I Cinque Stelle hanno perso la loro dimensione barricadiera di opposizione, ma non hanno trovato quella di governo. Sono diventati un Partito normale, che però non può permettersi di essere tale. In più si è registrato il sostanziale disinteresse di Beppe Grillo e la ritirata strategica di Davide Casaleggio.

Luigi Di Maio è da tempo nel mirino di una larga fetta della basa, ma anche i suoi oppositori interni hanno il “braccino”. Alessandro Di Battista attacca a corrente alternata. E quando lo fa, non mette in discussione la leadership  di Luigi Di Maio. Il presidente della Camera Roberto Fico parla all’ala sinistra del Movimento. Ma anche lui non dà la sensazione di voler andare fino in fondo in un eventuale strappo.

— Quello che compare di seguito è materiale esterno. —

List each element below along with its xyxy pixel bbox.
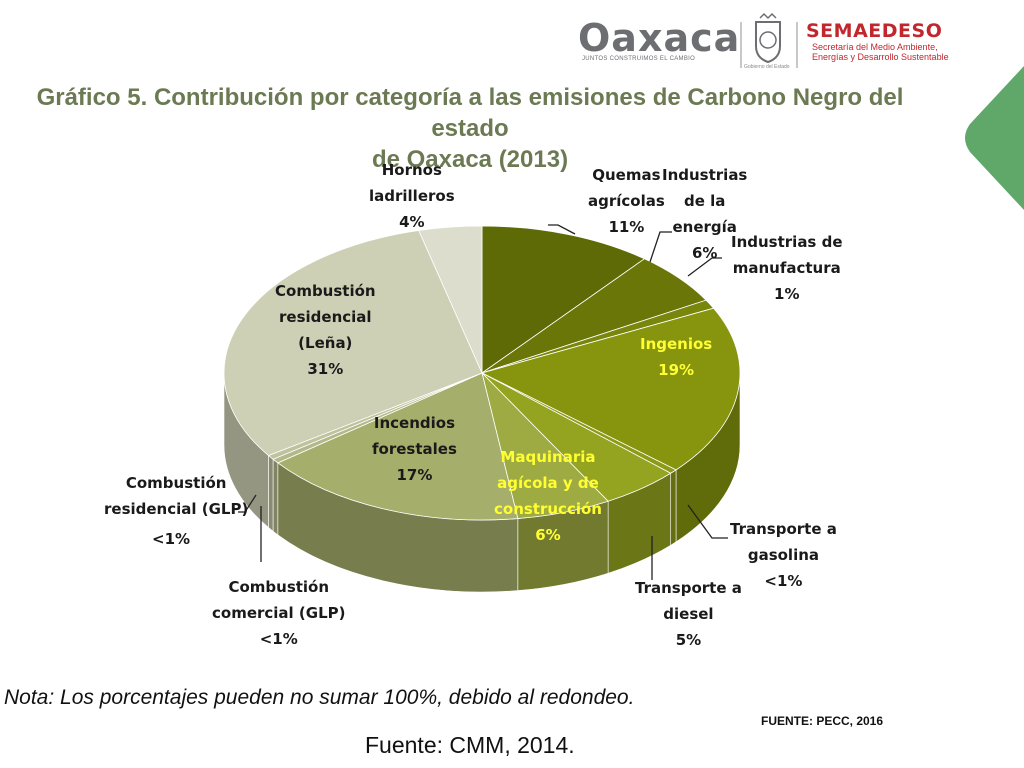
pie-chart — [223, 224, 741, 593]
label-transporte-diesel: Transporte a diesel 5% — [635, 575, 742, 653]
label-value: 5% — [675, 631, 702, 649]
label-combustion-residencial-lena: Combustión residencial (Leña) 31% — [275, 278, 376, 382]
pie-slice-side — [268, 454, 274, 532]
pie-slice — [481, 225, 646, 374]
leader-line — [238, 494, 257, 513]
label-line: Maquinaria — [500, 448, 596, 466]
label-value: 19% — [658, 361, 695, 379]
oaxaca-logo-word: Oaxaca — [578, 16, 741, 60]
label-line: energía — [672, 218, 737, 236]
label-line: Transporte a — [730, 520, 837, 538]
label-line: residencial — [279, 308, 372, 326]
label-value: <1% — [152, 530, 191, 548]
label-line: Combustión — [125, 474, 227, 492]
chart-title-line: Gráfico 5. Contribución por categoría a … — [36, 84, 904, 142]
label-line: gasolina — [747, 546, 820, 564]
label-value: 4% — [399, 213, 425, 231]
label-line: construcción — [494, 500, 602, 518]
rounding-note: Nota: Los porcentajes pueden no sumar 10… — [4, 686, 635, 709]
semaedeso-logo: SEMAEDESO Secretaría del Medio Ambiente,… — [806, 20, 956, 62]
leader-line — [649, 231, 672, 263]
label-combustion-comercial: Combustión comercial (GLP) <1% — [212, 574, 346, 652]
source-cmm: Fuente: CMM, 2014. — [365, 732, 575, 758]
label-ingenios: Ingenios 19% — [640, 331, 712, 383]
label-line: Incendios — [373, 414, 455, 432]
semaedeso-sub: Energías y Desarrollo Sustentable — [812, 52, 949, 62]
pie-slice-side — [272, 458, 279, 536]
label-line: Transporte a — [635, 579, 742, 597]
pie-slice — [223, 230, 483, 456]
label-line: residencial (GLP) — [104, 500, 249, 518]
label-line: agrícolas — [588, 192, 665, 210]
decorative-tab-shape — [965, 66, 1024, 210]
label-line: Industrias de — [731, 233, 843, 251]
label-hornos-ladrilleros: Hornos ladrilleros 4% — [369, 157, 455, 235]
label-value: 11% — [608, 218, 645, 236]
semaedeso-name: SEMAEDESO — [806, 20, 943, 42]
label-value: 17% — [396, 466, 433, 484]
label-value: 6% — [535, 526, 561, 544]
label-line: manufactura — [732, 259, 841, 277]
state-shield-icon — [755, 12, 781, 64]
label-incendios-forestales: Incendios forestales 17% — [372, 410, 457, 488]
leader-line — [687, 257, 722, 277]
chart-title: Gráfico 5. Contribución por categoría a … — [0, 82, 940, 175]
semaedeso-sub: Secretaría del Medio Ambiente, — [812, 42, 938, 52]
label-line: Industrias — [662, 166, 748, 184]
label-line: forestales — [372, 440, 457, 458]
label-line: diesel — [663, 605, 714, 623]
label-value: 31% — [307, 360, 344, 378]
label-line: Ingenios — [640, 335, 713, 353]
label-value: 1% — [774, 285, 800, 303]
label-transporte-gasolina: Transporte a gasolina <1% — [730, 516, 837, 594]
label-quemas-agricolas: Quemas agrícolas 11% — [588, 162, 665, 240]
logo-divider — [796, 22, 798, 68]
label-line: (Leña) — [298, 334, 353, 352]
oaxaca-logo: Oaxaca JUNTOS CONSTRUIMOS EL CAMBIO — [578, 16, 741, 70]
label-industrias-manufactura: Industrias de manufactura 1% — [731, 229, 843, 307]
pie-slice — [277, 372, 519, 521]
label-value: <1% — [764, 572, 803, 590]
leader-line — [548, 224, 576, 235]
label-line: comercial (GLP) — [212, 604, 346, 622]
label-line: Quemas — [592, 166, 661, 184]
label-value: 6% — [691, 244, 718, 262]
pie-slice — [418, 225, 483, 374]
logo-divider — [740, 22, 742, 68]
label-maquinaria: Maquinaria agícola y de construcción 6% — [494, 444, 602, 548]
pie-slice — [480, 307, 741, 471]
leader-line — [687, 504, 728, 539]
label-line: agícola y de — [497, 474, 599, 492]
source-pecc: FUENTE: PECC, 2016 — [761, 714, 884, 728]
label-combustion-residencial-glp: Combustión residencial (GLP) <1% — [104, 470, 248, 552]
oaxaca-tagline: JUNTOS CONSTRUIMOS EL CAMBIO — [582, 56, 696, 62]
label-line: Combustión — [228, 578, 330, 596]
chart-title-line: de Oaxaca (2013) — [371, 146, 569, 173]
label-line: ladrilleros — [369, 187, 455, 205]
pie-slice-side — [670, 469, 677, 546]
gobierno-caption: Gobierno del Estado — [744, 64, 790, 70]
label-line: Hornos — [381, 161, 442, 179]
label-line: de la — [683, 192, 726, 210]
label-industrias-energia: Industrias de la energía 6% — [662, 162, 747, 266]
label-value: <1% — [259, 630, 298, 648]
label-line: Combustión — [275, 282, 376, 300]
header-bar: Oaxaca JUNTOS CONSTRUIMOS EL CAMBIO Gobi… — [0, 0, 1024, 76]
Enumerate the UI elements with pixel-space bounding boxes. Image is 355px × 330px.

Complicato ipotizzare cosa potrà succedere nel prossimo futuro. Di Maio invoca il voto del Parlamento sul Tav. Ma ci sarà una maggioranza sull’opera. E allora emergerà in modo ancora più chiaro l’isolamento del principale partito di governo. Non sarà una differenziazione (utile se si è all’opposizione), sarà evidenziare una posizione minoritaria in Parlamento e ormai anche nel Paese.

Rimanere al governo alla fine logorerà ulteriormente i Cinque Stelle.